Die Schweiz setzt sich mit dem Coronavirus auseinander. Die Lage und die für uns geltenden Vorschriften der Behörden wechseln stetig und werden laufend verschärft.

Wir haben einige Anlässe vorderhand abgesagt, oder führen sie in anderer Form durch. Beachtet bitte die Agenda, sie gibt Auskunft welche Anlässe stattfinden.

Wir bleiben dran, beobachten die Entwicklung, entscheiden innerhalb der behördlichen Vorschriften über die Durchführung der Anlässe und die nötigen Verhaltensmassnahmen.

Der Bezirksrat

Der Bundesrat verbietet öffentliche und private Veranstaltungen

Stand: 20.03.2020

Der Bundesrat verbietet öffentliche und private Veranstaltungen. Dazu gehören auch Sportveranstaltungen und Vereinsaktivitäten. Jetzt sind auch keine Treffen in Kleingruppen oder Hauskreisen mehr möglich.

Ansammlungen von mehr als fünf Personen sind verboten. Wer sich nicht daran hält, muss mit einer Ordnungsbusse rechnen. Es gilt ein Mindestabstand von 2 Metern.

«Dem Bundesrat ist es sehr ernst. Bleiben Sie wenn immer möglich zuhause und gehen Sie nur in dringenden Fällen nach draussen». Jeder müsse mitmachen und sich an die Empfehlungen halten. «Es ist nicht die Ausgangssperre, die uns schützt. Sondern unser Verhalten.» Bundesrat Berset warnt erneut davor, dass ansonsten die Intensivstationen überlastet werden und Menschen sterben könnten.

Damit will er die Verbreitung des neuen Coronavirus eindämmen, besonders gefährdete Personen schützen und die Versorgung der Bevölkerung mit Pflege und Heilmitteln sicherstellen.

Diese Regelung gilt bis am 19. April 2020.

Gottesdienst als Podcast

Stand: 16.03.2020

Weil der Bundesrat öffentliche und private Veranstaltungen verboten hat, werden im EGW Bern-Zentrum zurzeit keine Gottesdienste durchgeführt. Wir zeichnen jedoch Gottesdienste auf, so dass ihr Zuhause daran teilnehmen könnt. Jeden Sonntag wird hier ab 8:00 Uhr Video- oder Audio-Material zu finden sein.

Denjenigen, die keinen Internetzugang haben, empfehlen wir Bibel.tv zu sehen, oder ERF Plus zu hören.

Kein Besuch mehr in Spitälern und Altersheimen

Stand: 13.03.2020

Das Coronavirus verbreitet sich auch im Kanton Bern rasch. Oberstes Ziel sei es, die Geschwindigkeit der Ausbreitung des Virus zu begrenzen. Dies sei wichtig, damit das Gesundheitswesen nicht von der Anzahl Fälle, die gleichzeitig zu behandeln sind, überfordert werde. «Ausserordentliche Massnahmen sind notwendig.» Der Kanton will sicherstellen, dass die älteren und geschwächten Menschen in Spitälern, Altersheimen und zuhause konsequent geschützt werden und die notwendige Hilfe erhalten.
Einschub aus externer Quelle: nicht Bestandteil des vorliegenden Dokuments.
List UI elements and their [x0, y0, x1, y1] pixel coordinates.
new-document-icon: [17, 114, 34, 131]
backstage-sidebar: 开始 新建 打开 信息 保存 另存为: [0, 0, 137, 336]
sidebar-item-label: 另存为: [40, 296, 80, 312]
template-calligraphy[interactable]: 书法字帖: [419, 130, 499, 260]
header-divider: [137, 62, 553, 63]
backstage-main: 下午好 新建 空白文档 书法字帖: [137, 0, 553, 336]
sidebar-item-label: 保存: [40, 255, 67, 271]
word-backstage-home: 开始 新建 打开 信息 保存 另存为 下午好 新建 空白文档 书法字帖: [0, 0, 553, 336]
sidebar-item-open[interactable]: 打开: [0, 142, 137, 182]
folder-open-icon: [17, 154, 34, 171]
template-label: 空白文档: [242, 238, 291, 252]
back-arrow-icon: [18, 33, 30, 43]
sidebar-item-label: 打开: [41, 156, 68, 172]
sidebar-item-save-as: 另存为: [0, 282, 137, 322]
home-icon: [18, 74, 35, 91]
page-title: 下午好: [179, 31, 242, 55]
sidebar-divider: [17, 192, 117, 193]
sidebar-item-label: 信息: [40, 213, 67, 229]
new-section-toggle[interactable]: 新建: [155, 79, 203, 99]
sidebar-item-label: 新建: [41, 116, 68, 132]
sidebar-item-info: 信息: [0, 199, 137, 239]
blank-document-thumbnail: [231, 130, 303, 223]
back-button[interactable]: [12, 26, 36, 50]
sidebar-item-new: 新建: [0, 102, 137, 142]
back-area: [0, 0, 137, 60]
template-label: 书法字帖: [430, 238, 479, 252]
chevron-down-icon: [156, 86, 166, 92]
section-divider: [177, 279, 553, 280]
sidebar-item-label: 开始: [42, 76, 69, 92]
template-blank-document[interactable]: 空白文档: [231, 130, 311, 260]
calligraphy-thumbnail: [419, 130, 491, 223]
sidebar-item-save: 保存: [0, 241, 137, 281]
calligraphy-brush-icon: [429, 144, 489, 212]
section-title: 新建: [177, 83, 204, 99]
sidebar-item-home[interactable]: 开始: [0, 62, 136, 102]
Aus diesem Grund sind im Kanton Bern ab sofort Besuche in Spitälern verboten, ausser bei der Hospitalisation von Kindern, Gebärenden und Sterbenden. Altersheime müssen Besuche ebenfalls verbieten, mit Ausnahme von Besuchen bei Sterbenden.

TIPP: Telefonieren statt besuchen. Sozialkontakte sind wichtig, helfen gegen Vereinsamung und sind ein Zeichen von Wertschätzung und Anteilnahme.

Besonders gefährdete Personen

Besonders gefährdete Personen sollen zu Hause bleiben und Menschenansammlungen vermeiden.

Besonders gefährdet sind Personen:

  • die älter sind als 65 Jahre
  • und Personen, die insbesondere eine der folgenden Erkrankungen haben:
  • Bluthochdruck
  • Diabetes
  • Herz-Kreislauf-Erkrankungen
  • Chronische Atemwegserkrankungen
  • Erkrankungen und Therapien, die das Immunsystem schwächen
  • Krebs

Wir schützen uns

Wir beachten die Empfehlungen des Bundesamt für Gesundheit BAG und des kantonalen Führungsorgans.